Le bruit du silence par Jessee Chouinard

LE BRUIT DU SILENCE

 

Chaque jour, tu marches jusqu’à l’arrêt d’autobus. Tu attends. Tu montes à bord. Chaque jour, tu traverses le pont. Tu es assis. Tu es immobile. Tes pensées vagabondent. Tu observes ce qui t’entoure. Tu existes, tu le sais. C’est indéniable, évidemment. Pourtant, il y a toujours un instant durant lequel tout te semble irréel. C’est cet instant où le paysage défile à toute vitesse. Cet instant confrontant, que tu ignores.

Traverser le pont, aller à l’école, revenir, aller travailler. Recommencer. Traverser le pont, toujours. Traverser le pont. Entrer dans une clepsydre. Entendre le bruit de l’eau qui coule. Ignorer le temps qui s’écoule. Accepter le cycle une journée de plus. One more day. Mais ça, tu ne le sais pas parce que tu n’as jamais vraiment regardé la rivière. Tu n’as jamais vraiment regardé en bas. Tu n’as jamais lorgné cet en bas. Non, tu ne le sais pas parce que cela ne fait pas partie de ta réalité. Tu sais seulement que certains le font, et toi, dans ton siège rembourré payé trop cher, tu continues de scroll down ton fil d’actualités. Tu continues de regarder tes notifications. Tu continues à t’échapper. À ne pas voir. À ne pas entendre. Silence. Résignation. Silence.

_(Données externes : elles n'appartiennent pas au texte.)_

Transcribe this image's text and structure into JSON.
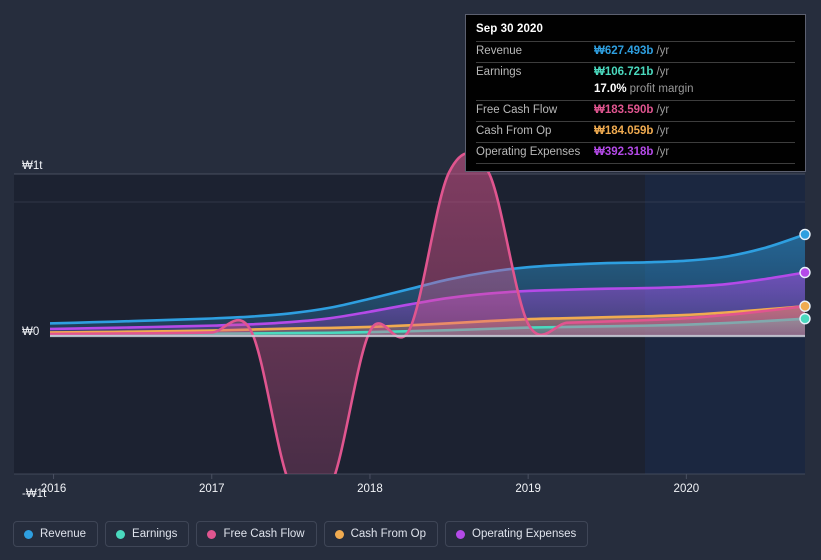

Et puis, un soir, c’est différent. Tu es fatigué. Tu es épuisé. Tu as eu une mauvaise note. Tu songes à quitter ton emploi. C’est différent, simplement, différent. Tu ne sais pas pourquoi. Tu ne sais pas comment. C’est arrivé, comme ça, tout bonnement, soudainement. Osmose. Tu ne regardes pas ton téléphone parce que tu sais qu’il n’y a rien à voir. Tu n’écoutes pas de musique parce que tu écoutes le bruit du silence. Tes paupières sont lourdes, ton esprit déferle. Tu regardes, finalement. Finalement, tu vois. Tu le vois.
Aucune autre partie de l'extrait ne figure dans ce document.